Wider die politischen Brandstifter: Misstraue stets der eigenen Meinung

Das Bild zeigt Bundeskanzler Christian Stocker und FPÖ-Chef Herbert Kickl
58 Prozent der Österreicher trauen der Regierung keine Reformen zu. Doch eine Politik, die bloß das tut, was wir uns denken, wird nicht reüssieren.
Christoph Schwarz

Christoph Schwarz

Wagen wir ein Gedankenexperiment: Sie gehen mit körperlichen Beschwerden zum Arzt. Dieser verschwendet aber weder Zeit auf eine eingehende Untersuchung, noch behandelt er Sie auf Basis seines medizinischen Fachwissens. Er verschreibt Ihnen schlicht Medikamente gegen jene Erkrankung, von der Sie selbst nach laienhaften Google-Recherchen glauben, dass sie Sie heimsucht. Oder: Sie bringen Ihr Auto in eine Werkstatt, wo es gar nicht erst fachkundig inspiziert wird. Der Mechaniker wechselt nur schulterzuckend jenes Teil aus, von dem Sie denken, es sei kaputt – und schickt sie zurück auf die Straße.

In beiden Fällen wären Sie mit der Leistung des Experten (oder der Expertin) alles andere als zufrieden. Und das aus gutem Grund. Sie haben sich schließlich jemandem anvertraut, der etwas von seiner Sache versteht; so funktioniert das in einer arbeitsteiligen Gesellschaft.
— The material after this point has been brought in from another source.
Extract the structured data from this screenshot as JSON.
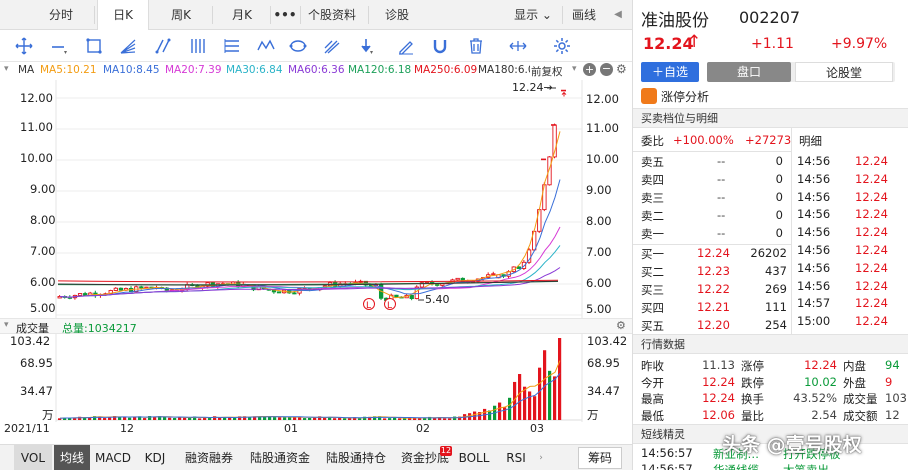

Höchst gefährlich wäre die Angelegenheit obendrein: Die Wahrscheinlichkeit, dass sich Ihre Krankheit verschlechtert, wäre groß. Und ihr Auto bleibt ziemlich sicher am Straßenrand liegen.

Feuer mit Feuer bekämpfen

Was einleuchtend klingt, ist, wenn es um die politische Zukunft des Landes geht, gar nicht selbstverständlich. Politiker sind zur fast einzigen Berufsgruppe geworden, an die wir – salopp formuliert – den Anspruch erheben, dass sie zu unser aller Vorteil bloß das zu tun und sagen habe, „was die Leute sich wirklich denken“. Würden sich die etablierten Parteien endlich ein Beispiel an Kickl, Trump und AfD nehmen, ja, dann wären sie wieder wählbar – so richten es uns manche Kommentatoren angesichts des anhaltenden Höhenflugs der politischen Brandstifter aus.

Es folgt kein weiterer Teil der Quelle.